Buckingham Palace, London (Agencies): In the wake of his recent health issues, Buckingham Palace officials are reportedly updating plans for King Charles’ funeral. The 75-year-old British monarch has been largely out of the public eye since his cancer diagnosis in February.

According to a report published in The Daily Beast, multiple sources have indicated that the monarch’s condition is “not good”. An old friend of the royal family was quoted as saying, “Of course, he is determined to beat it and they are throwing everything at it. Everyone is staying optimistic, but he is really very unwell. More than they are letting on.”

While it has not been revealed what type of cancer King Charles has been diagnosed with, it has been clarified that it is not prostate cancer. The royal family has maintained that the King is “responding really well” to treatment.

  • Regular Review of ‘Operation Menai Bridge’

Reports suggest that King Charles’ aides are regularly reviewing copies of his royal funeral plans, codenamed “Operation Menai Bridge”. This several-hundred-page document was created a day after the burial of Queen Elizabeth on September 8, 2022.

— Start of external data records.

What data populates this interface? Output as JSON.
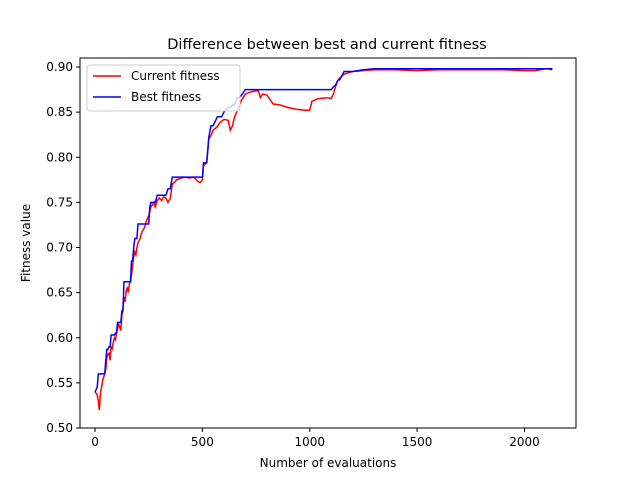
{
  "chart_data": {
    "type": "line",
    "title": "Difference between best and current fitness",
    "xlabel": "Number of evaluations",
    "ylabel": "Fitness value",
    "xlim": [
      -70,
      2240
    ],
    "ylim": [
      0.5,
      0.91
    ],
    "xticks": [
      0,
      500,
      1000,
      1500,
      2000
    ],
    "yticks": [
      "0.50",
      "0.55",
      "0.60",
      "0.65",
      "0.70",
      "0.75",
      "0.80",
      "0.85",
      "0.90"
    ],
    "grid": false,
    "legend_position": "top-left",
    "series": [
      {
        "name": "Current fitness",
        "color": "#ff0000",
        "x": [
          0,
          10,
          15,
          20,
          25,
          30,
          35,
          40,
          45,
          50,
          55,
          60,
          65,
          70,
          75,
          80,
          85,
          90,
          95,
          100,
          105,
          110,
          115,
          120,
          125,
          130,
          135,
          140,
          145,
          150,
          155,
          160,
          165,
          170,
          175,
          180,
          185,
          190,
          195,
          200,
          210,
          215,
          220,
          230,
          240,
          250,
          255,
          260,
          270,
          275,
          280,
          290,
          300,
          310,
          320,
          330,
          340,
          350,
          360,
          370,
          380,
          390,
          400,
          420,
          440,
          460,
          480,
          490,
          500,
          505,
          510,
          520,
          530,
          540,
          550,
          560,
          570,
          580,
          590,
          600,
          620,
          630,
          640,
          650,
          660,
          680,
          700,
          720,
          740,
          760,
          770,
          780,
          800,
          830,
          860,
          900,
          940,
          980,
          1000,
          1010,
          1040,
          1080,
          1100,
          1110,
          1120,
          1130,
          1140,
          1160,
          1200,
          1250,
          1300,
          1400,
          1500,
          1600,
          1700,
          1800,
          1900,
          2000,
          2050,
          2100,
          2130
        ],
        "y": [
          0.54,
          0.537,
          0.53,
          0.52,
          0.538,
          0.545,
          0.552,
          0.556,
          0.56,
          0.565,
          0.578,
          0.582,
          0.583,
          0.575,
          0.59,
          0.588,
          0.595,
          0.6,
          0.598,
          0.605,
          0.61,
          0.615,
          0.612,
          0.608,
          0.625,
          0.63,
          0.645,
          0.64,
          0.652,
          0.655,
          0.65,
          0.66,
          0.662,
          0.67,
          0.68,
          0.69,
          0.695,
          0.692,
          0.7,
          0.705,
          0.71,
          0.715,
          0.718,
          0.722,
          0.73,
          0.735,
          0.74,
          0.745,
          0.748,
          0.75,
          0.745,
          0.752,
          0.755,
          0.752,
          0.756,
          0.755,
          0.75,
          0.754,
          0.77,
          0.772,
          0.775,
          0.776,
          0.777,
          0.778,
          0.777,
          0.778,
          0.773,
          0.772,
          0.775,
          0.79,
          0.792,
          0.794,
          0.82,
          0.824,
          0.83,
          0.832,
          0.834,
          0.838,
          0.84,
          0.842,
          0.841,
          0.83,
          0.835,
          0.845,
          0.85,
          0.862,
          0.87,
          0.872,
          0.873,
          0.874,
          0.866,
          0.87,
          0.869,
          0.859,
          0.858,
          0.855,
          0.853,
          0.852,
          0.852,
          0.862,
          0.865,
          0.866,
          0.865,
          0.87,
          0.878,
          0.885,
          0.888,
          0.892,
          0.895,
          0.896,
          0.897,
          0.897,
          0.896,
          0.897,
          0.897,
          0.897,
          0.897,
          0.896,
          0.896,
          0.898,
          0.897
        ]
      },
      {
        "name": "Best fitness",
        "color": "#0000ff",
        "x": [
          0,
          10,
          15,
          20,
          25,
          30,
          35,
          40,
          45,
          50,
          55,
          60,
          65,
          70,
          75,
          80,
          85,
          90,
          95,
          100,
          105,
          110,
          115,
          120,
          125,
          130,
          135,
          140,
          145,
          150,
          155,
          160,
          165,
          170,
          175,
          180,
          185,
          190,
          195,
          200,
          210,
          215,
          220,
          230,
          240,
          250,
          255,
          260,
          270,
          275,
          280,
          290,
          300,
          310,
          320,
          330,
          340,
          350,
          360,
          370,
          380,
          390,
          400,
          420,
          440,
          460,
          480,
          490,
          500,
          505,
          510,
          520,
          530,
          540,
          550,
          560,
          570,
          580,
          590,
          600,
          620,
          630,
          640,
          650,
          660,
          680,
          700,
          720,
          740,
          760,
          770,
          780,
          800,
          830,
          860,
          900,
          940,
          980,
          1000,
          1010,
          1040,
          1080,
          1100,
          1110,
          1120,
          1130,
          1140,
          1160,
          1200,
          1250,
          1300,
          1400,
          1500,
          1600,
          1700,
          1800,
          1900,
          2000,
          2050,
          2100,
          2130
        ],
        "y": [
          0.54,
          0.545,
          0.56,
          0.56,
          0.56,
          0.56,
          0.56,
          0.56,
          0.56,
          0.575,
          0.587,
          0.587,
          0.59,
          0.59,
          0.603,
          0.603,
          0.603,
          0.603,
          0.605,
          0.605,
          0.617,
          0.617,
          0.617,
          0.617,
          0.63,
          0.63,
          0.662,
          0.662,
          0.662,
          0.662,
          0.662,
          0.662,
          0.662,
          0.685,
          0.685,
          0.7,
          0.71,
          0.71,
          0.71,
          0.726,
          0.726,
          0.726,
          0.726,
          0.726,
          0.726,
          0.726,
          0.745,
          0.75,
          0.75,
          0.75,
          0.75,
          0.758,
          0.758,
          0.758,
          0.758,
          0.758,
          0.765,
          0.765,
          0.778,
          0.778,
          0.778,
          0.778,
          0.778,
          0.778,
          0.778,
          0.778,
          0.778,
          0.778,
          0.778,
          0.794,
          0.794,
          0.794,
          0.822,
          0.835,
          0.835,
          0.84,
          0.845,
          0.845,
          0.845,
          0.85,
          0.855,
          0.855,
          0.858,
          0.858,
          0.865,
          0.868,
          0.875,
          0.875,
          0.875,
          0.875,
          0.875,
          0.875,
          0.875,
          0.875,
          0.875,
          0.875,
          0.875,
          0.875,
          0.875,
          0.875,
          0.875,
          0.875,
          0.875,
          0.878,
          0.88,
          0.885,
          0.886,
          0.895,
          0.895,
          0.897,
          0.898,
          0.898,
          0.898,
          0.898,
          0.898,
          0.898,
          0.898,
          0.898,
          0.898,
          0.898,
          0.898
        ]
      }
    ]
  }
}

A former staffer, speaking to The Daily Beast, said, “The plans have been dusted off and are actively being kept up to date. It’s no more than what you would expect given the king has been diagnosed with cancer. But the circulation of them has certainly focused minds.”

Military officials have clarified that Operation Menai Bridge is being updated regularly, but added that it was standard procedure and that it would be “absurd to read anything into” that fact.

Funeral plans for British monarchs are nothing new. In fact, all members of the UK’s royal family have such plans which are periodically updated. These plans are categorised by bridge-based codewords. For instance, Queen Elizabeth’s was famously named “Operation London Bridge.”

The death plan of King Charles has been named after the suspension bridge which connects the island of Anglesey with the Welsh mainland. A senior official, who has been involved in the planning of royal funerals, said, “The whole thing goes from flash to bang in under two weeks which means every aspect of it needs to be meticulously planned in advance. Serious planning for Charles’ funeral began the day after they buried the queen.”